Aaron Gordon and Derrick Jones Jr. face off in the final round of the dunk contest, going to overtime before Jones prevails. (2:27)

NBA All-Star Saturday featured three competitions that came down to the wire. Bam Adebayo set the tone with a close win over Domantas Sabonis in the skills challenge. Buddy Hield used his final attempt to knock off 2018 champion Devin Booker in the 3-point contest. And Derrick Jones Jr. needed a dunk-off to beat Aaron Gordon in the dunk contest.

We graded every event and every player to take the court on Saturday during NBA All-Star Weekend in Chicago.

More: Rising Stars grades | Best of Saturday

Dunk contest

Aaron Gordon
Orlando Magic
Forward | Grade: A

Results
Round 1: 50, 50
Final: 50, 50
Tiebreaker: 50, 47

Analysis
For the second time in his career, Gordon found himself on the wrong end of an epic dunk-off, having lost to Zach LaVine in 2016 in Toronto after an identical six dunks. This time, Gordon had the higher overall score -- his final dunk, clearing 7-foot-5 Boston Celtics rookie Tacko Fall, was the only one all night that wasn't given a 50.

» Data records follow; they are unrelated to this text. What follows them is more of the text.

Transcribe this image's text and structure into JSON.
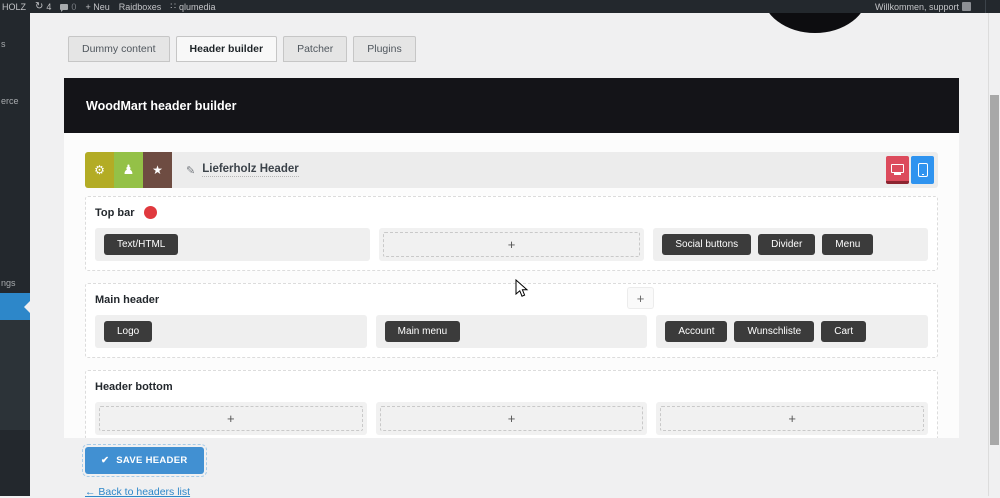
{
  "admin_bar": {
    "site_fragment": "HOLZ",
    "updates_count": "4",
    "comments_count": "0",
    "new_label": "+ Neu",
    "raidboxes_label": "Raidboxes",
    "user_label": "qlumedia",
    "welcome": "Willkommen, support"
  },
  "sidebar": {
    "fragments": [
      "s",
      "erce",
      "ngs"
    ]
  },
  "tabs": [
    {
      "label": "Dummy content",
      "active": false
    },
    {
      "label": "Header builder",
      "active": true
    },
    {
      "label": "Patcher",
      "active": false
    },
    {
      "label": "Plugins",
      "active": false
    }
  ],
  "panel": {
    "title": "WoodMart header builder",
    "save_label": "SAVE HEADER",
    "back_link": "← Back to headers list"
  },
  "toolbar": {
    "header_name": "Lieferholz Header"
  },
  "builder": {
    "sections": [
      {
        "title": "Top bar",
        "cells": [
          {
            "elements": [
              "Text/HTML"
            ]
          },
          {
            "empty": true
          },
          {
            "elements": [
              "Social buttons",
              "Divider",
              "Menu"
            ]
          }
        ]
      },
      {
        "title": "Main header",
        "cells": [
          {
            "elements": [
              "Logo"
            ]
          },
          {
            "elements": [
              "Main menu"
            ]
          },
          {
            "elements": [
              "Account",
              "Wunschliste",
              "Cart"
            ]
          }
        ]
      },
      {
        "title": "Header bottom",
        "cells": [
          {
            "empty": true
          },
          {
            "empty": true
          },
          {
            "empty": true
          }
        ]
      }
    ]
  },
  "icons": {
    "gear": "⚙",
    "person": "♟",
    "star": "★",
    "pencil": "✎",
    "check": "✔",
    "update": "↻",
    "plus": "+",
    "dots": "∷"
  },
  "colors": {
    "active_menu_blue": "#2d87c9",
    "save_button_blue": "#4190d2",
    "toolbar_yellow": "#b3ac25",
    "toolbar_green": "#94c147",
    "toolbar_brown": "#6e4c42",
    "desktop_toggle_red": "#dc4b5c",
    "mobile_toggle_blue": "#2f93ef",
    "red_dot": "#e0393e",
    "admin_bar_bg": "#23282d",
    "panel_header_bg": "#141418"
  }
}
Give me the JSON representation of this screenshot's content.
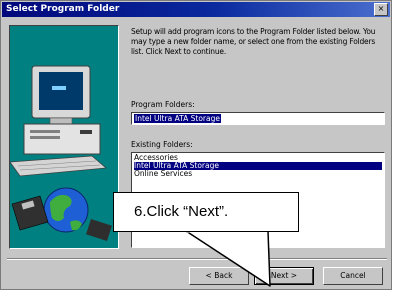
{
  "dialog": {
    "title": "Select Program Folder",
    "close_label": "×",
    "description": "Setup will add program icons to the Program Folder listed below. You may type a new folder name, or select one from the existing Folders list. Click Next to continue.",
    "program_folder_label": "Program Folders:",
    "program_folder_value": "Intel Ultra ATA Storage",
    "existing_folders_label": "Existing Folders:",
    "existing_folders": [
      "Accessories",
      "Intel Ultra ATA Storage",
      "Online Services"
    ],
    "selected_folder_index": 1,
    "buttons": {
      "back": "< Back",
      "next": "Next >",
      "cancel": "Cancel"
    }
  },
  "callout": {
    "text": "6.Click “Next”."
  },
  "colors": {
    "title_start": "#00087b",
    "title_end": "#4b6fcf",
    "art_bg": "#008080",
    "selection": "#000080"
  },
  "icons": [
    "computer-illustration",
    "globe-icon",
    "disk-icon",
    "close-icon"
  ]
}
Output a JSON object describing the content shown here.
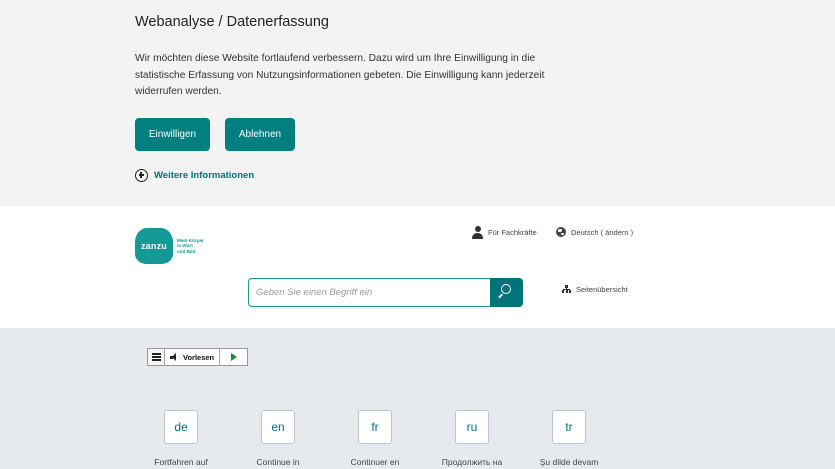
{
  "consent": {
    "title": "Webanalyse / Datenerfassung",
    "text": "Wir möchten diese Website fortlaufend verbessern. Dazu wird um Ihre Einwilligung in die statistische Erfassung von Nutzungsinformationen gebeten. Die Einwilligung kann jederzeit widerrufen werden.",
    "accept_label": "Einwilligen",
    "decline_label": "Ablehnen",
    "more_info_label": "Weitere Informationen"
  },
  "header": {
    "logo_text": "zanzu",
    "logo_tagline": [
      "Mein Körper",
      "in Wort",
      "und Bild"
    ],
    "for_professionals": "Für Fachkräfte",
    "language": "Deutsch ( ändern )",
    "sitemap": "Seitenübersicht",
    "search_placeholder": "Geben Sie einen Begriff ein"
  },
  "readspeaker": {
    "read_label": "Vorlesen"
  },
  "languages": [
    {
      "code": "de",
      "caption": "Fortfahren auf"
    },
    {
      "code": "en",
      "caption": "Continue in"
    },
    {
      "code": "fr",
      "caption": "Continuer en"
    },
    {
      "code": "ru",
      "caption": "Продолжить на"
    },
    {
      "code": "tr",
      "caption": "Şu dilde devam"
    }
  ],
  "colors": {
    "brand_teal": "#007f80",
    "logo_teal": "#139a97",
    "banner_bg": "#f3f3f3",
    "page_bg": "#e6eaee"
  }
}
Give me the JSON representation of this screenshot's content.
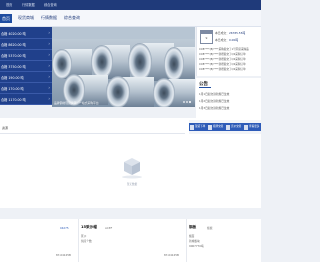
{
  "topbar": {
    "items": [
      "首页",
      "行情数据",
      "综合查询"
    ]
  },
  "nav": {
    "items": [
      "首页",
      "现货商城",
      "行情数据",
      "综合查询"
    ]
  },
  "sidebar": {
    "items": [
      {
        "label": "合格 4020.00 吨"
      },
      {
        "label": "合格 8620.00 吨"
      },
      {
        "label": "合格 5370.00 吨"
      },
      {
        "label": "合格 3750.00 吨"
      },
      {
        "label": "合格 190.00 吨"
      },
      {
        "label": "合格 170.00 吨"
      },
      {
        "label": "合格 1170.00 吨"
      }
    ]
  },
  "banner": {
    "caption": "品牌钢材现货资源 · 一站式采购平台"
  },
  "date_panel": {
    "day": "9",
    "line1_label": "本日成交：",
    "line1_value": "26785.55吨",
    "line2_label": "本日成交：",
    "line2_value": "0.00吨",
    "news": [
      "CCB****(B)****采购提交了1号同意采购品",
      "CCB****(B)****新增提交了Q2采购订单",
      "CCB****(B)****新增提交了Q2采购订单",
      "CCB****(B)****新增提交了Q2采购订单",
      "CCB****(B)****新增提交了Q2采购订单"
    ]
  },
  "notice": {
    "title": "公告",
    "items": [
      "1月1日起交割新规已生效",
      "1月2日起交割新规已生效",
      "1月3日起交割新规已生效"
    ]
  },
  "section2": {
    "title": "资源",
    "tools": [
      "现货下单",
      "挂牌交易",
      "竞价交易",
      "查看更多"
    ],
    "empty_text": "暂无数据"
  },
  "bottom_cards": [
    {
      "title": "",
      "sub": "",
      "price": "04275",
      "lines": [
        "",
        "",
        ""
      ],
      "right": "87-04125B"
    },
    {
      "title": "15采沙帽",
      "sub": "ACEF",
      "price": "",
      "lines": [
        "区沙",
        "供应个数",
        ""
      ],
      "right": "87-04125B"
    },
    {
      "title": "钢板",
      "sub": "板板",
      "price": "",
      "lines": [
        "板面",
        "新城板块",
        "9067770吨"
      ],
      "right": ""
    }
  ]
}
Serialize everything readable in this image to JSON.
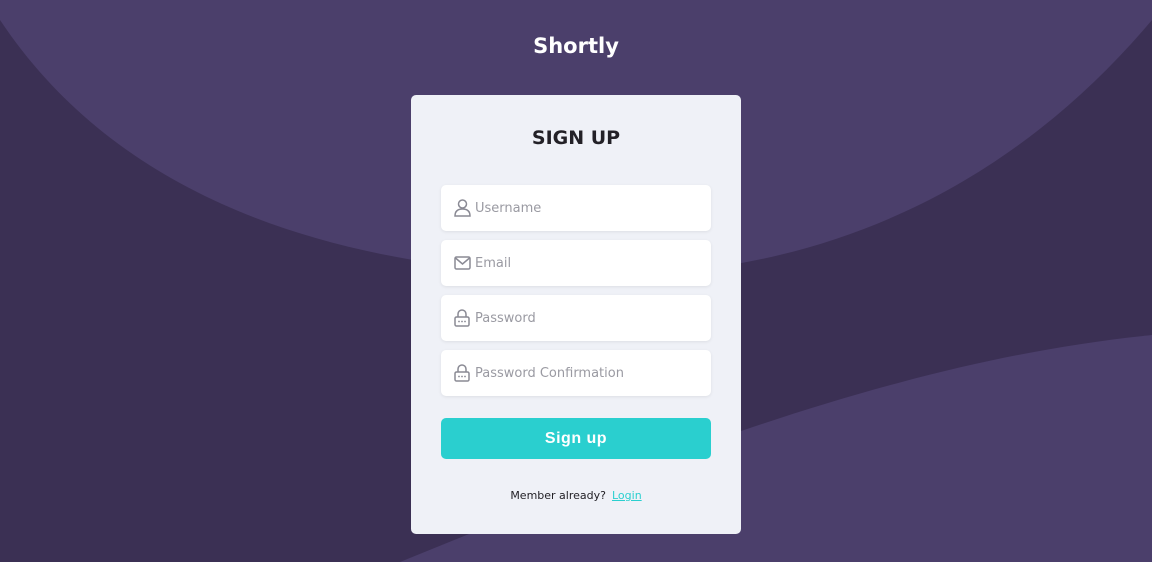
{
  "app": {
    "brand": "Shortly"
  },
  "colors": {
    "background_dark": "#3b3054",
    "background_wave": "#4b3f6b",
    "card": "#eff1f7",
    "accent": "#2acfcf"
  },
  "form": {
    "title": "SIGN UP",
    "fields": [
      {
        "placeholder": "Username",
        "value": "",
        "icon": "user-icon"
      },
      {
        "placeholder": "Email",
        "value": "",
        "icon": "envelope-icon"
      },
      {
        "placeholder": "Password",
        "value": "",
        "icon": "lock-icon"
      },
      {
        "placeholder": "Password Confirmation",
        "value": "",
        "icon": "lock-icon"
      }
    ],
    "submit_label": "Sign up",
    "footer_text": "Member already?",
    "login_link": "Login"
  }
}
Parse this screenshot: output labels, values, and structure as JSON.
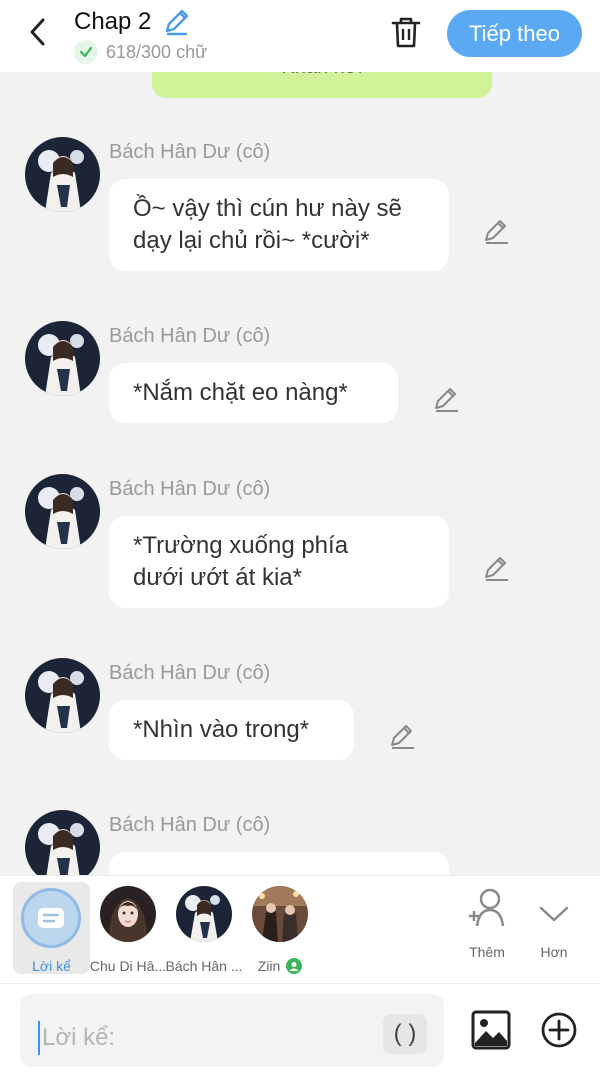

Gordon repeatedly made use of Chicago native Chance the Rapper as a prop, grabbing the ball off Chance's head and jumping over him for three different finishes: a reverse, a one-hand finish and a between-the-legs dunk. Probably his best dunk of the night was his fourth one, a one-handed 360 from a pass by teammate Markelle Fultz off the side of the backboard that was as good as any we saw all night.

I'm torn on which of the final two dunks was more deserving. Yes, it's true Gordon made some contact with Fall while finishing his dunk, but that's to be expected with someone far taller than any of the other players used as props save Giannis Antetokounmpo (and even Antetokounmpo is 6 inches shorter than Fall.) Adding to the degree of difficulty was the fact that Gordon, needing to use two more dunks than he had expected, had never before practiced with Fall.

It's a shame that Gordon has submitted two trophy-worthy performances without walking away with one for his mantel.


Derrick Jones Jr.
Miami Heat
Forward | Grade: A

Results
Round 1: 46, 50
Final: 50, 50
Tiebreaker: 50, 48

Analysis
After finishing second in 2017, Jones won in his return to the dunk contest by throwing down from a foot inside the free throw line on his final attempt with a mini-windmill to distinguish it from more famous (and longer) foul line dunks by Julius Erving (in the inaugural 1976 ABA dunk contest) and Michael Jordan (in 1988, the previous time All-Star Weekend was held in Chicago).

Jones began and ended the night with sub-50 dunks. After blowing out the candles on a cake to celebrate his 23rd birthday, Jones attempted to sky over teammate Bam Adebayo on his first turn. It took two attempts, dropping Jones to a 46. In between, Jones submitted four consecutive 50-pointers, showcasing his ability to go between the legs effortlessly with other flourishes.

On his second dunk, Jones went 360 between the legs. He then jumped over a pair of his dunk consultants, went off the backboard while jumping over the passer and off the side of the backboard. As bad as the judging process was, Jones probably had the stronger pair of dunks in the final than Gordon, and I would have chosen him the winner at that point. So he was certainly deserving in his own right.


Pat Connaughton
Milwaukee Bucks
Guard | Grade: B+

Results
Round 1: 45, 50

Analysis
Connaughton was a hard-luck elimination in the first round. His cheeky first dunk was a homage to Billy Hoyle. Wearing Hoyle's famous short shorts and backwards cap, Connaughton reenacted the climactic alley-oop from "White Men Can't Jump" using Milwaukee Brewers star Christian Yelich for the assist. The resulting score of 45 got booed by fans who thought Connaughton deserved better -- only the start of a frustrating and confusing night of scoring by the judges.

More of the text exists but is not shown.